Root Object Typeedit

The root object mapping is an object type mapping that maps the root object (the type itself). It supports all of the different mappings that can be set using the object type mapping.

The root object mapping allows to index a JSON document that only contains its fields. For example, the following tweet JSON can be indexed without specifying the tweet type in the document itself:

{
    "message" : "This is a tweet!"
}

Index / Search Analyzersedit

The root object allows to define type mapping level analyzers for index and search that will be used with all different fields that do not explicitly set analyzers on their own. Here is an example:

{
    "tweet" : {
        "index_analyzer" : "standard",
        "search_analyzer" : "standard"
    }
}

The above simply explicitly defines both the index_analyzer and search_analyzer that will be used. There is also an option to use the analyzer attribute to set both the search_analyzer and index_analyzer.

dynamic_date_formatsedit

dynamic_date_formats (old setting called date_formats still works) is the ability to set one or more date formats that will be used to detect date fields. For example:

{
    "tweet" : {
        "dynamic_date_formats" : ["yyyy-MM-dd", "dd-MM-yyyy"],
        "properties" : {
            "message" : {"type" : "string"}
        }
    }
}

In the above mapping, if a new JSON field of type string is detected, the date formats specified will be used in order to check if its a date. If it passes parsing, then the field will be declared with date type, and will use the matching format as its format attribute. The date format itself is explained here.

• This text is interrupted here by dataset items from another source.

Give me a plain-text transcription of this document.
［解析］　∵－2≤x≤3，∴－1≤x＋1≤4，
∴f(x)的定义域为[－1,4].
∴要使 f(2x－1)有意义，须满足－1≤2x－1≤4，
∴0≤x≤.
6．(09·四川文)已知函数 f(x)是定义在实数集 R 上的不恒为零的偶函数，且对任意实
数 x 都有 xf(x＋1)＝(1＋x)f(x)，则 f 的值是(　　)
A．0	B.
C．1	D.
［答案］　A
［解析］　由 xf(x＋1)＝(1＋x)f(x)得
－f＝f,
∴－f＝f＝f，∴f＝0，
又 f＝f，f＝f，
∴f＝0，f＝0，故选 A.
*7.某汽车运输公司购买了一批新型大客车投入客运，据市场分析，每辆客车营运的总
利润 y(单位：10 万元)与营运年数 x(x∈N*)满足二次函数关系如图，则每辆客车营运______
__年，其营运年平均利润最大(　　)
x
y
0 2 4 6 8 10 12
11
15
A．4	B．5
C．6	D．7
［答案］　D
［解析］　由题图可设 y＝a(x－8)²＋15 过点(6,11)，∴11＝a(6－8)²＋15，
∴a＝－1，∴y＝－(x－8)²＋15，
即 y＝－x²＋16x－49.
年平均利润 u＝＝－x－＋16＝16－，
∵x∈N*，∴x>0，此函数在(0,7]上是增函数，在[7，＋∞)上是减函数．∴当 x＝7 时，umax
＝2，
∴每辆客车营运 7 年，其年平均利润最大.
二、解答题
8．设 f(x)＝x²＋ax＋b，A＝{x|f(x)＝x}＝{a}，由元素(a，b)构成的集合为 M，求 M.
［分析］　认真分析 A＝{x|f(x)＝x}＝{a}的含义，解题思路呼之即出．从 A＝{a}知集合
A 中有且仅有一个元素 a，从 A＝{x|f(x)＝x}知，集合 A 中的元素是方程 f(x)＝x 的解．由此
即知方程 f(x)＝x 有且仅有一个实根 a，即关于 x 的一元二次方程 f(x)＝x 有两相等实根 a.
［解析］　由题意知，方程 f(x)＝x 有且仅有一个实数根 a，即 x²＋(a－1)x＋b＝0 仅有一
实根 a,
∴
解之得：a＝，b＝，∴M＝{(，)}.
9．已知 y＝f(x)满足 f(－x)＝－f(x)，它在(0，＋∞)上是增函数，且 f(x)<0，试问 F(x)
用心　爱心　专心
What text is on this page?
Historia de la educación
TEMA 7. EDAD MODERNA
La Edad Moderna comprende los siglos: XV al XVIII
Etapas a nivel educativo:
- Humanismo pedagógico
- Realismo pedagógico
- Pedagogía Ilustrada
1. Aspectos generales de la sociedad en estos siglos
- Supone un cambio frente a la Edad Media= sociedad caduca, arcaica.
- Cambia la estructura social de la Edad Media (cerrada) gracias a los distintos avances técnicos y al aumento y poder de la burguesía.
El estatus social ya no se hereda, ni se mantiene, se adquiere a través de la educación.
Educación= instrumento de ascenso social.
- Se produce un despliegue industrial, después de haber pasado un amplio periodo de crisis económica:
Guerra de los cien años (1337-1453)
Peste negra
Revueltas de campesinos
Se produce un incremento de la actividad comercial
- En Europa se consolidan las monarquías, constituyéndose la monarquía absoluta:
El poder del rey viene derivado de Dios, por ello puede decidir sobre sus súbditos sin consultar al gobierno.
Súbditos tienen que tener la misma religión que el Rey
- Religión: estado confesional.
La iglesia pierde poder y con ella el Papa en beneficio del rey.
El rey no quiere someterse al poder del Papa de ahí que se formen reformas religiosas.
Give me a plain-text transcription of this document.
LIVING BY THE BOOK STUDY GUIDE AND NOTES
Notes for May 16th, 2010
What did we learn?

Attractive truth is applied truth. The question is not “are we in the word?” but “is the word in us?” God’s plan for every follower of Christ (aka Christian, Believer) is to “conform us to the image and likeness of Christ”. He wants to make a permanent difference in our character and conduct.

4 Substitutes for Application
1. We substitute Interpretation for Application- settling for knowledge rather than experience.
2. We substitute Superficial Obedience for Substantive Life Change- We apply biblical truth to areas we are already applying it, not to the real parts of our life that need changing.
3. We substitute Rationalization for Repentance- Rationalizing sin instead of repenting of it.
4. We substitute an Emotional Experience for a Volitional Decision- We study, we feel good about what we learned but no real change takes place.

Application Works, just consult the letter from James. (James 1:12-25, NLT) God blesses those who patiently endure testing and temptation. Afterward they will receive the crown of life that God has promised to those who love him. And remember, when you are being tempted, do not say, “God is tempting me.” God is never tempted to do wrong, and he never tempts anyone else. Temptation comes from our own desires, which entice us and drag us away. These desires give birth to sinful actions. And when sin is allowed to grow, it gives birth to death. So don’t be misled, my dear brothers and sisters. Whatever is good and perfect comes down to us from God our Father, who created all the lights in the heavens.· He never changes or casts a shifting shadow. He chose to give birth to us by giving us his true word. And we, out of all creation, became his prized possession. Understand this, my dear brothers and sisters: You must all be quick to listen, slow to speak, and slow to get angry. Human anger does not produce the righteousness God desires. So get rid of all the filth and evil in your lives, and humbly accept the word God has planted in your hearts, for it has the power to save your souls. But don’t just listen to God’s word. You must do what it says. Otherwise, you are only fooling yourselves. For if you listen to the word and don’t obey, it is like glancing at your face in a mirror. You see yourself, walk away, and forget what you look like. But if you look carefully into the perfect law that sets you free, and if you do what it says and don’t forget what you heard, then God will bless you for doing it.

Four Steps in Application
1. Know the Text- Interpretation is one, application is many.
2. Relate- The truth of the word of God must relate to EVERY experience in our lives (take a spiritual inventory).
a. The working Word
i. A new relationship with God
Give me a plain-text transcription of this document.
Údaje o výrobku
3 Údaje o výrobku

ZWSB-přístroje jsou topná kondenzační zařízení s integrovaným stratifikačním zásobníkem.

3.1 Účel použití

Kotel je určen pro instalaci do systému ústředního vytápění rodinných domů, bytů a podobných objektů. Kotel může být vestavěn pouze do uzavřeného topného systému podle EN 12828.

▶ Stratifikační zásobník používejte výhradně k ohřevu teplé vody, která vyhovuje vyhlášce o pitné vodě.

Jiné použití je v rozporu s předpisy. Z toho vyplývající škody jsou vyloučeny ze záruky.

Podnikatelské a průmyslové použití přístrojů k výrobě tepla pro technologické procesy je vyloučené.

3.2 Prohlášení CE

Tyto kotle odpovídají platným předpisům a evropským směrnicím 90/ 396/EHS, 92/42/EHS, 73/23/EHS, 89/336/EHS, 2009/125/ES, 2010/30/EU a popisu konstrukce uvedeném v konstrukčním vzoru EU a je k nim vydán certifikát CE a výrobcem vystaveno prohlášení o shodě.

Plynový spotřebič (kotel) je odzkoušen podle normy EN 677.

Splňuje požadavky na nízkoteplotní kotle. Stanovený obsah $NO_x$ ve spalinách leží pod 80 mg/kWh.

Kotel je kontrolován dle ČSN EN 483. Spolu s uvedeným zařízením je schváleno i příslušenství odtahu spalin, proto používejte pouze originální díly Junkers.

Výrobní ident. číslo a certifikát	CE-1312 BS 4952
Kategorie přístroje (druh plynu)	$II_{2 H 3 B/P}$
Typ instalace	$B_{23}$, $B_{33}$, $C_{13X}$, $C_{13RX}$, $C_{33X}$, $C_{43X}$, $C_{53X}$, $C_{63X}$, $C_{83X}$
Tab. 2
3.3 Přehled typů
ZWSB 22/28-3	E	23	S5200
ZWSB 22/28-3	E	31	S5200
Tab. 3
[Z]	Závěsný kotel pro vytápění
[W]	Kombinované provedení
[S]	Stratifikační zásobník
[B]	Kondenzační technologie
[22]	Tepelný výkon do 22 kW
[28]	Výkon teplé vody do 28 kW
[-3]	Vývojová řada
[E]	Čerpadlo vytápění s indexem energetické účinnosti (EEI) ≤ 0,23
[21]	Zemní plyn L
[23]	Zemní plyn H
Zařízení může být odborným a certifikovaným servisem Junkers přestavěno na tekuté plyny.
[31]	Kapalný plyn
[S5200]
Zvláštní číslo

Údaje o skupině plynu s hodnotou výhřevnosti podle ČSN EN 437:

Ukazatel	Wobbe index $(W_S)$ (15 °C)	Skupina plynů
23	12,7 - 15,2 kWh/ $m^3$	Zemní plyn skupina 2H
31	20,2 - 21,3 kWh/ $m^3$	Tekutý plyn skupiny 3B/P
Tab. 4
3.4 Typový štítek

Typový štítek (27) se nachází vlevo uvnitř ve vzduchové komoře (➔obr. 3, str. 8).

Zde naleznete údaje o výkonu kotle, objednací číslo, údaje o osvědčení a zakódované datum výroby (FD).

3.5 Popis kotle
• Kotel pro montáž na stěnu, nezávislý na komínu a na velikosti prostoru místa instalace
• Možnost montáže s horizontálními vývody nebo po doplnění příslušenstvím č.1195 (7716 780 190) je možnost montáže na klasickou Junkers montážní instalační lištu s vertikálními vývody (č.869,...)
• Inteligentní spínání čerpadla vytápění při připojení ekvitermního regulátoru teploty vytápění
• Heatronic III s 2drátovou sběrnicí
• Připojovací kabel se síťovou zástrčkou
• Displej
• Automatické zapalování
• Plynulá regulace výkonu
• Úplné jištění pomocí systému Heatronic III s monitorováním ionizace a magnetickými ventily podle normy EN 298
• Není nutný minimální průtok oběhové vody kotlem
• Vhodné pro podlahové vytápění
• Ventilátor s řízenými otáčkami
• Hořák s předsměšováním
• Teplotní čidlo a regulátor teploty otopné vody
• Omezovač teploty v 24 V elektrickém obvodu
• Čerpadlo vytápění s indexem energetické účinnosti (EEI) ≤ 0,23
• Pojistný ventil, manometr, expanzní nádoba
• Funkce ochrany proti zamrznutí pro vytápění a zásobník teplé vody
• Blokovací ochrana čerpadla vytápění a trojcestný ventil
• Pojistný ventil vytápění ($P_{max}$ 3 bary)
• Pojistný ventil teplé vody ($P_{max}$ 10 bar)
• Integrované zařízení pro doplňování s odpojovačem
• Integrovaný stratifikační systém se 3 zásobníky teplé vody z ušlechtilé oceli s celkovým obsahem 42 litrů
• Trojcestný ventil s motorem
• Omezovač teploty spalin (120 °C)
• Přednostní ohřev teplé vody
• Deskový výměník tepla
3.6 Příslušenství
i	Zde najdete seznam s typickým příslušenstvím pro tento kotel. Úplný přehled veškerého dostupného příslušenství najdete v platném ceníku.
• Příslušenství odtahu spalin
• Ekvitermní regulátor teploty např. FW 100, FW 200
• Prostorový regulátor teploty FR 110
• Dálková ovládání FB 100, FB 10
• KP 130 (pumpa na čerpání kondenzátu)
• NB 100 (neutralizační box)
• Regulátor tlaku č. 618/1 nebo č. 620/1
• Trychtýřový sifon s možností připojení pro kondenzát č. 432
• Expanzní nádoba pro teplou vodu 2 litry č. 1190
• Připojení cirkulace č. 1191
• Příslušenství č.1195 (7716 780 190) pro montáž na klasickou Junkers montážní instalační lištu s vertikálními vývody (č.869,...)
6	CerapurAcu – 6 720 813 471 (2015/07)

The default formats are: dateOptionalTime (ISO) and yyyy/MM/dd HH:mm:ss Z||yyyy/MM/dd Z.

Note: dynamic_date_formats are used only for dynamically added date fields, not for date fields that you specify in your mapping.

date_detectionedit

Allows to disable automatic date type detection (if a new field is introduced and matches the provided format), for example:

{
    "tweet" : {
        "date_detection" : false,
        "properties" : {
            "message" : {"type" : "string"}
        }
    }
}

numeric_detectionedit

Sometimes, even though json has support for native numeric types, numeric values are still provided as strings. In order to try and automatically detect numeric values from string, the numeric_detection can be set to true. For example:

{
    "tweet" : {
        "numeric_detection" : true,
        "properties" : {
            "message" : {"type" : "string"}
        }
    }
}

dynamic_templatesedit

Dynamic templates allow to define mapping templates that will be applied when dynamic introduction of fields / objects happens.

For example, we might want to have all fields to be stored by default, or all string fields to be stored, or have string fields to always be indexed with multi fields syntax, once analyzed and once not_analyzed. Here is a simple example:

{
    "person" : {
        "dynamic_templates" : [
            {
                "template_1" : {
                    "match" : "multi*",
                    "mapping" : {
                        "type" : "{dynamic_type}",
                        "index" : "analyzed",
                        "fields" : {
                            "org" : {"type": "{dynamic_type}", "index" : "not_analyzed"}
                        }
                    }
                }
            },
            {
                "template_2" : {
                    "match" : "*",
                    "match_mapping_type" : "string",
                    "mapping" : {
                        "type" : "string",
                        "index" : "not_analyzed"
                    }
                }
            }
        ]
    }
}

The above mapping will create a field with multi fields for all field names starting with multi, and will map all string types to be not_analyzed.

Dynamic templates are named to allow for simple merge behavior. A new mapping, just with a new template can be "put" and that template will be added, or if it has the same name, the template will be replaced.

The match allow to define matching on the field name. An unmatch option is also available to exclude fields if they do match on match. The match_mapping_type controls if this template will be applied only for dynamic fields of the specified type (as guessed by the json format).

Another option is to use path_match, which allows to match the dynamic template against the "full" dot notation name of the field (for example obj1.*.value or obj1.obj2.*), with the respective path_unmatch.

The format of all the matching is simple format, allowing to use * as a matching element supporting simple patterns such as xxx*, *xxx, xxx*yyy (with arbitrary number of pattern types), as well as direct equality. The match_pattern can be set to regex to allow for regular expression based matching.

The mapping element provides the actual mapping definition. The {name} keyword can be used and will be replaced with the actual dynamic field name being introduced. The {dynamic_type} (or {dynamicType}) can be used and will be replaced with the mapping derived based on the field type (or the derived type, like date).

Complete generic settings can also be applied, for example, to have all mappings be stored, just set:

{
    "person" : {
        "dynamic_templates" : [
            {
                "store_generic" : {
                    "match" : "*",
                    "mapping" : {
                        "store" : true
                    }
                }
            }
        ]
    }
}

Such generic templates should be placed at the end of the dynamic_templates list because when two or more dynamic templates match a field, only the first matching one from the list is used.